# Washer vs Disk Method

• Jun 20th 2014, 03:00 PM
Jason76
Washer vs Disk Method
How can I tell which to use (to find volume) without seeing a graph or graphing a bunch of points? Is it possible to look at the x or y intercept?

In another scenario, what if it said the graph should be revolved around y = 10. However, in this case finding a x intercept wouldn't work. How could you tell algebraically if the graph touched y = 10, or not?

$y = 5e^{-x}$

$y = 5$

about y = 10, but we don't know if it touches the y = 10 (part of the x axis).

Area $= 5e^{-x} - 5$
• Jun 20th 2014, 08:32 PM
Prove It
Re: Washer vs Disk Method
In some cases you just have to try both ways and see which way works.

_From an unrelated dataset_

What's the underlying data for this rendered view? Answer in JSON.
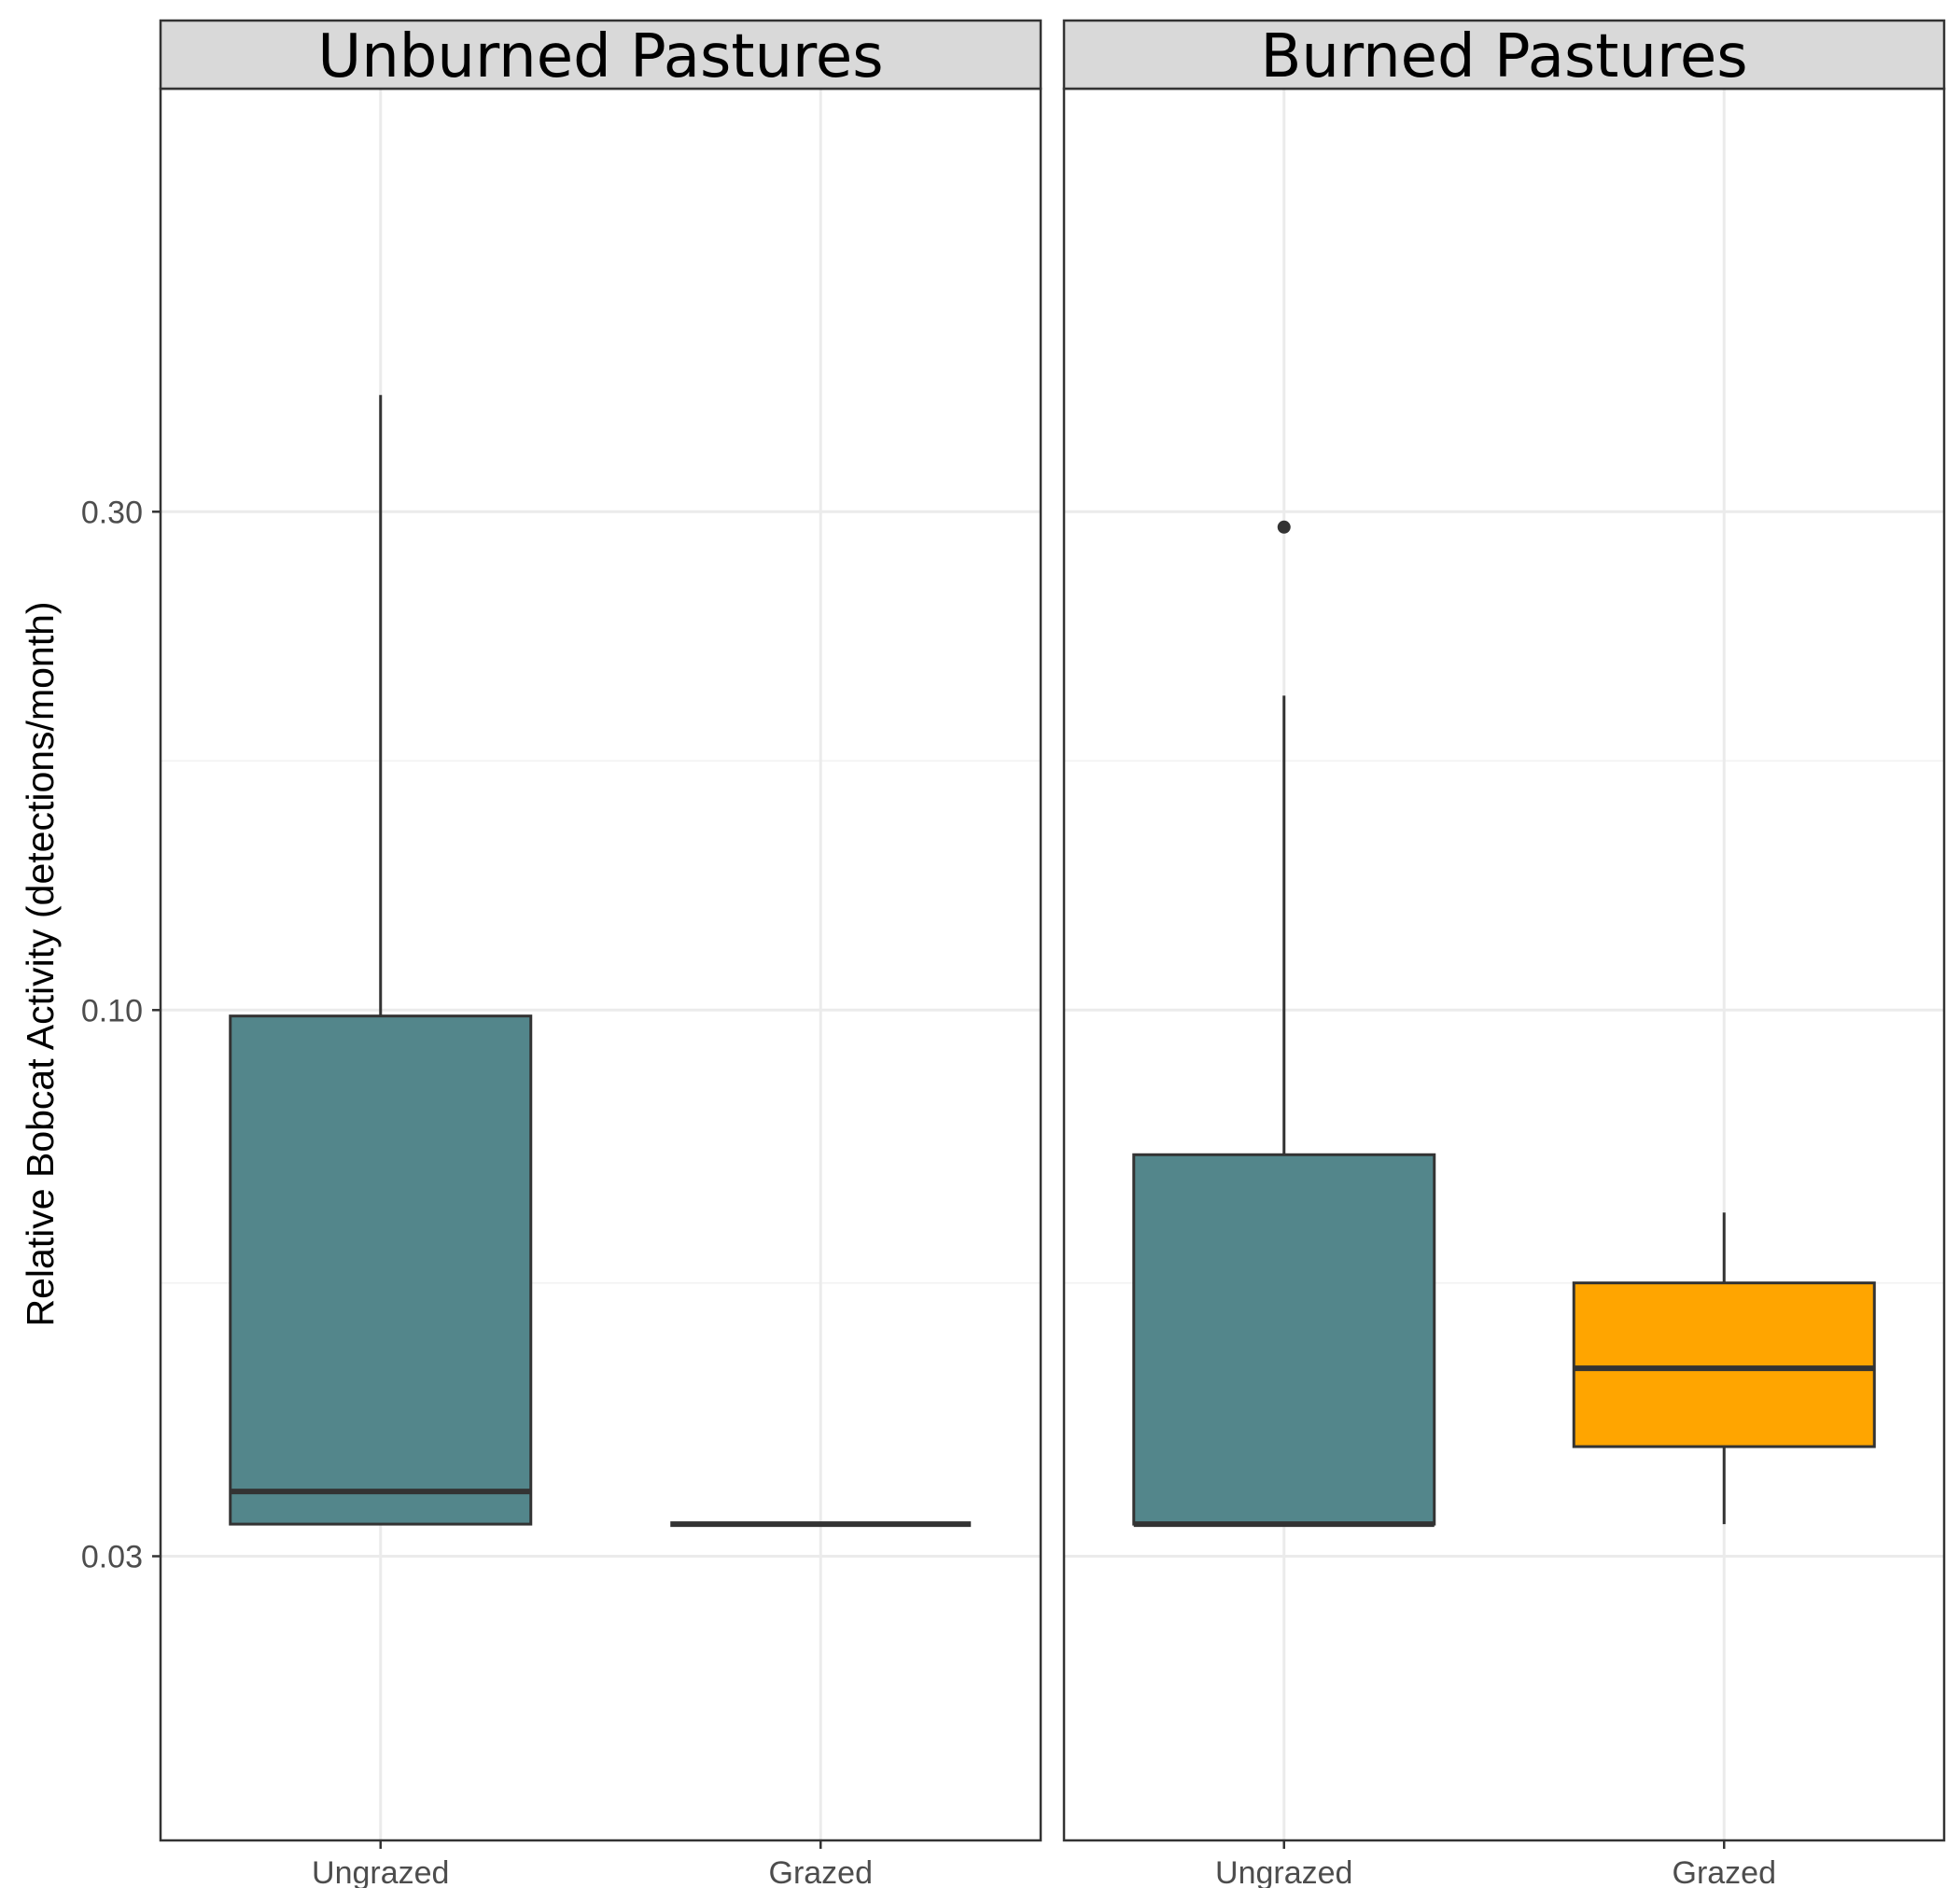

I don't understand your other question.
• Jun 21st 2014, 06:45 AM
HallsofIvy
Re: Washer vs Disk Method
The washer and disk methods are basically the same. Strictly speaking you should only use the "disk" method when you have a full "disk". That is, the area being rotated around the disk goes all the way to the axis of rotation.

Example: find the volume of the solid generated by rotating the area between the curve $y= 4- x^2$ and the x-axis ( $y= 0$) around the x-axis. From any point on the x-axis, between x= -2 and x= 2, the entire line from the x-axis up to $y= 4- x^2$ is rotated and will form a full "disk". Use the disk method: a disk with radius $4- x^2$ will have area $\pi(4- x^2)^2$. If we take "dx" as the thickness, the disk will have volume $\pi(4- x^2)^2 dx$ so the entire volume is the integral $\pi \int_{-2}^2 (4- x^2)^2 dx$.

But suppose the problem is to find the volume of the solid generated by rotating the region between $y= 4- x^2$ and the x-axis around the line x= -1. Now, for each x between -2 and 2, the region rotated does NOT give a "disk". The section from y= 0 to y= -1 is NOT rotated so we have a "hole" in the middle of the disk- a "washer". A washer with "outer radius" R and "inner radius" r has area $\pi (R^2- r^2)$- that is, just the area of the disk out to radius "R", $\pi R^2$ minus the area of the "hole", $\pi r^2$. In this problem the "outer radius", at each x, is the distance from y= -1 to $y= 4- x^2$ so that $R= 4- x^2- (-1)= 5- x^2$ and the radius of the "hole" is the distance from y= -1 to y= 0, $r= 1$. The area of the "washer", the area of the large disk minus the area of the hole, is $\pi ((5- x^2)^2- 1)$ and the volume is given by the integral $\pi \int_{-2}^2 ((5- x^2)^2- 1) dx$.

Of course, just as the area of a washer is the area of the large circle minus the area of the "hole" so we could also find the volume of the solid as the volume of the large region minus the volume of the hole. The volume of the larger region, using "disks" is $\pi\int_{-2}^2 (5- x^2)^2 dx$ and the volume of the hole, again using "disk" is $\pi\int_{-2}^2 1^2 dx= 4\pi$, the volume of a cylinder with radius 1 and height 4.

Obviously those two methods, using "washers" or doing two "disk" calculations and subtracting will give the same result: $\pi\int (R(x)^2- r(x)^2)dx= \pi\int R(x)^2 dx- \pi\int r(x)^2dx$.
• Jun 21st 2014, 07:28 AM
catenary
Re: Washer vs Disk Method
In terms of learning integral calculus it is nice to be able to calculate volume using the washer method and then calculate that same volume using the disk method and then seeing that they both yielded the same result. It is very useful for building confidence in your answers and verifying them, and for understanding better the relationship between the two. Useful when taking exams and you have extra time, it is like reviewing your work.
• Jun 24th 2014, 01:14 PM
Jason76
Re: Washer vs Disk Method
As of now I think the best way is just to graph it. That way I can see if it touches or crosses the axis of revolution. I don't see a shortcut.